A EXCURSÃO DA MORTE

                            O nosso futebol tem inúmeras histórias, algumas engraçadas, outras tristes, mas todas elas nos prende a atenção ao conhece-las. Com certeza esta é mais uma das histórias que o amigo leitor irá se emocionar e chegará a conclusão que os jovens craques de hoje vivem na mordomia e não se dão conta disso. Sendo assim, vamos a esta história fantástica e verídica.

                            É a historia de uma excursão que o time do Santa Cruz de Recife, fez aos confins da Amazônia em 1943. A épica excursão do Santa já se iniciou com um detalhe impressionante, ou seja, a viagem teve que começar na escuridão da noite, já que a Segunda Guerra Mundial pegava fogo e submarinos nazistas rondavam a costa brasileira afundando navios. A embarcação que levava a equipe tinha que navegar às escuras e com escolta da Marinha de Guerra.

                           Depois de alguns jogos em Belém, com vitória sobre a Tuna Luso, empate com o Paysandu e derrota para o Remo, o elenco prosseguiu viagem em direção a Manaus de carona em um navio-gaiola que subia o Rio Amazonas rebocando um barco de madeira que levava alimentos ao Acre. O trajeto até Manaus durou simplesmente quinze dias, com direito a três dias em que a embarcação não pode seguir por um motivo muito simples: um grupo de índios armados de arco, flecha e tacapes, sequestrou o grupo para pegar os alimentos.

                          Resolvido o entrevero com os índios, a equipe finalmente chegou à capital do Amazonas. Depois de uma derrota para o Olímpico 3×2 e uma vitória sobre o Nacional 6×1, o chefe da delegação, Aristófanes de Andrade, e seis jogadores foram atacados por uma infecção intestinal acompanhada de um piriri digno da pororoca. Ainda assim, e com a presença de alguns heróis que literalmente se borravam em campo, o Santa se despediu de Manaus metendo 3 a 1 no Rio Negro.

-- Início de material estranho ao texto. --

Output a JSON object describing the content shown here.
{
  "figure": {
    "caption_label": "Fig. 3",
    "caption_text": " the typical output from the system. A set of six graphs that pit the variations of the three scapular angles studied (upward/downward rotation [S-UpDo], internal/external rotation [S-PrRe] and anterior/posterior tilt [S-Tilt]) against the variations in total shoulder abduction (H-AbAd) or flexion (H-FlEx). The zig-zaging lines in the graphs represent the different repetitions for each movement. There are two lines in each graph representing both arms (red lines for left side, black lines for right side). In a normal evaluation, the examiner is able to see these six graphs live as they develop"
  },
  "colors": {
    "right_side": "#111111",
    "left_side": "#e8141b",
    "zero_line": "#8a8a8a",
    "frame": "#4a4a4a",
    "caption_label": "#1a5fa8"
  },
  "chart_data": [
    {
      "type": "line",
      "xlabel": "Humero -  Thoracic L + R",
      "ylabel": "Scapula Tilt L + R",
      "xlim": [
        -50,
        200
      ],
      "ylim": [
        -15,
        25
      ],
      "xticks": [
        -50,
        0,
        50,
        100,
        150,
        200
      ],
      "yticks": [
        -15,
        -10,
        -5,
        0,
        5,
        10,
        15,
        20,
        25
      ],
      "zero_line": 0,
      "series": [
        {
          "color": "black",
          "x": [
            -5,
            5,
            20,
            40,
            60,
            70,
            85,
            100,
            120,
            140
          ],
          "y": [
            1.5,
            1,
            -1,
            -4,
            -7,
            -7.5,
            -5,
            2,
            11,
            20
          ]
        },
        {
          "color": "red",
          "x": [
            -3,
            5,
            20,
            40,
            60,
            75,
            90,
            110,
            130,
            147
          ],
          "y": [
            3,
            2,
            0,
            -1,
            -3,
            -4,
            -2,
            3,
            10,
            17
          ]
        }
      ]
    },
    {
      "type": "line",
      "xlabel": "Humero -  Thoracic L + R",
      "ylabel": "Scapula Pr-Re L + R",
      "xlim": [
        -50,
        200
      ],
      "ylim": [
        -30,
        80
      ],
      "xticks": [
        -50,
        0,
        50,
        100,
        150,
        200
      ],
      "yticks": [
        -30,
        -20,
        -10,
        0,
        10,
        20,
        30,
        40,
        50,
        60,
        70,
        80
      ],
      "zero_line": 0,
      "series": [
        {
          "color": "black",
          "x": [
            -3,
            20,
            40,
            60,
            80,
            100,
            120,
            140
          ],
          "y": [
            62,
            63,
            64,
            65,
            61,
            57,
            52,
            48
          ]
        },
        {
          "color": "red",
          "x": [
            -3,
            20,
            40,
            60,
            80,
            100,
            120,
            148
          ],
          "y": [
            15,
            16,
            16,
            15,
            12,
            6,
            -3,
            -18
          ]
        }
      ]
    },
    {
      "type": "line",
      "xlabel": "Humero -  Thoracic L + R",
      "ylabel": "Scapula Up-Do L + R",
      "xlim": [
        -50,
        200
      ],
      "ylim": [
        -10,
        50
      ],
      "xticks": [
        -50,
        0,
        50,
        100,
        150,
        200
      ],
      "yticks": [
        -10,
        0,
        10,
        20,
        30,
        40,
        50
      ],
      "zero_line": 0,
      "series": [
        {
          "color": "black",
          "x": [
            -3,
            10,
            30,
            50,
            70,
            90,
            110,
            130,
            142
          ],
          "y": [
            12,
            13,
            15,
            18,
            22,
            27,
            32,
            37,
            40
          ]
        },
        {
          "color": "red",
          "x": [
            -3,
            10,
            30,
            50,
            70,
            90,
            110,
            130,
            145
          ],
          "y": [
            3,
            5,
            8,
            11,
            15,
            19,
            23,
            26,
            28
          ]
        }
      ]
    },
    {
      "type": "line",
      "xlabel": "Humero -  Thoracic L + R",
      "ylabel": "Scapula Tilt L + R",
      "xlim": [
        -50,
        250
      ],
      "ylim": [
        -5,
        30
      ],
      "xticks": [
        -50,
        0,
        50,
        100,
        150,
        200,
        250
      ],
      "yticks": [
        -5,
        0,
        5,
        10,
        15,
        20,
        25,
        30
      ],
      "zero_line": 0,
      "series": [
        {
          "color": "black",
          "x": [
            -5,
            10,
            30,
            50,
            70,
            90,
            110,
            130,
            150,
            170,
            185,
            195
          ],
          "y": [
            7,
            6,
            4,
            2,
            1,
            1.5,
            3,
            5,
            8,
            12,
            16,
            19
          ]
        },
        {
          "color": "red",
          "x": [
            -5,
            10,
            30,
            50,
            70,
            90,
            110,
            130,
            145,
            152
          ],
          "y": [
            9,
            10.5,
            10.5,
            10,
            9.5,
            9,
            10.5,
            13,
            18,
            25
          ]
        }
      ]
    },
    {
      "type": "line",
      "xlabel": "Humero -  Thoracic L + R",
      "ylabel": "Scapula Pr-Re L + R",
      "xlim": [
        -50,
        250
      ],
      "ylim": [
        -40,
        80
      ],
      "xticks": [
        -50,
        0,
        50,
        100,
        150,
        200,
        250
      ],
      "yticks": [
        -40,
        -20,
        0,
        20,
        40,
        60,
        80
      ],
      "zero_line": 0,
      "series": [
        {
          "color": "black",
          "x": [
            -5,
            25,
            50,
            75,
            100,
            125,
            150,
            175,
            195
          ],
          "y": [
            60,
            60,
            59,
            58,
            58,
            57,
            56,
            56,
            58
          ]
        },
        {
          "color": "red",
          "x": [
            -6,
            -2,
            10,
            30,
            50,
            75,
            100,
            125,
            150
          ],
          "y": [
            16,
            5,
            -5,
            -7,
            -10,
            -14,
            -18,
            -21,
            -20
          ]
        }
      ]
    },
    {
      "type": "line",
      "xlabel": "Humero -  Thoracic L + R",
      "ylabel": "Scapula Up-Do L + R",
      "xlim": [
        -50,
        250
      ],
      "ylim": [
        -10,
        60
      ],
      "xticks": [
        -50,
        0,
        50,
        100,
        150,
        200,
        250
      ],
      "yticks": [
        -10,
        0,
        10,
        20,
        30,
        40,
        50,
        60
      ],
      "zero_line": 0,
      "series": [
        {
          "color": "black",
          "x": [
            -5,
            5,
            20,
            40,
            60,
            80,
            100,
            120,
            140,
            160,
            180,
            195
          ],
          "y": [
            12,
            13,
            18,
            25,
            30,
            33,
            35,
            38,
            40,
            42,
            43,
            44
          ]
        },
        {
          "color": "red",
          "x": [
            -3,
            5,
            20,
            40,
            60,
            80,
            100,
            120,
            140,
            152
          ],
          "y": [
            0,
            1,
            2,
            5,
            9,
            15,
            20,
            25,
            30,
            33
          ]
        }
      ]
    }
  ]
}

                          Durante a descida do Rio Amazonas, o goleiro King (não confundir com o outro goleiro King que jogou no São Paulo neste mesmo ano) e o centroavante Papeira pioraram da disenteria e receberam o diagnóstico: febre tifóide. De volta a Belém, e mesmo com a doença passando o rodo no grupo, o time derrotou o Remo 4×2. O goleiro King morreu quarenta e oito horas depois do jogo e foi enterrado por lá mesmo. Três dias depois da morte de King,  foi Papeira que também acabou falecendo.

                          Sem ter como voltar a Pernambuco, a delegação ainda ficou vinte e tantos dias perdida no Pará. O saldo era brabo: dois defuntos e outros tantos com a febre tifoide. Quando finalmente conseguiram transporte em uma embarcação para o Recife, com parada de quatro dias em São Luís, os jogadores tiveram que se contentar, sem um tostão furado, em embarcar na terceira classe, ao lado de trinta e cinco perigosos homicidas que a polícia paraense resolvera deportar para o Maranhão. Durante os quatro dias de parada no Maranhão, para conseguir levantar algum dinheiro, o time realizou três amistosos. Com metade dos jogadores se recuperando do tifo e o goleiro titular e o centroavante mortos, até o cozinheiro e o massagista tiveram que entrar em campo para compor o elenco.

                          Pensam que acabou? Claro que não. Perto do Ceará o comandante do navio recebeu a notícia de que havia submarinos alemães na área. E para piorar a situação, caiu um forte temporal e se ouvia apenas os silvos dos outros navios do comboio e com isto o comandante do navio resolveu voltar a São Luiz. O navio retornou ao Maranhão e os jogadores resolveram voltar a Pernambuco por terra. Pegaram carona em um trem de carga até Teresina onde o time jogou mais amistosos em troca de comida e um jogador foi esfaqueado após uma confusão na zona do meretrício local e de lá conseguiram embarcar em um ônibus até Fortaleza. Do Ceará, finalmente, deram um jeito de voltar a Pernambuco.

                          O furdunço todo durou exatos três meses, com vinte e oito partidas disputadas e a constatação de que, entre mortos e feridos, não se salvaram todos. Que me desculpem Gengis Khan, Napoleão, Cristóvão Colombo e outros mais. Perto da epopeia do Santa Cruz na Amazônia, seus grandes feitos guardam a mesma dramaticidade de um piquenique na Ilha de Paquetá, com direito a passeio de pedalinho nas águas da Guanabara. Talvez por isso o torcedor do Santa Cruz é um dos mais apaixonados pelo seu clube, ao lembrar de tudo que aconteceu em 1943, onde seus jogadores foram verdadeiros heróis e esta garra certamente passou para seus torcedores.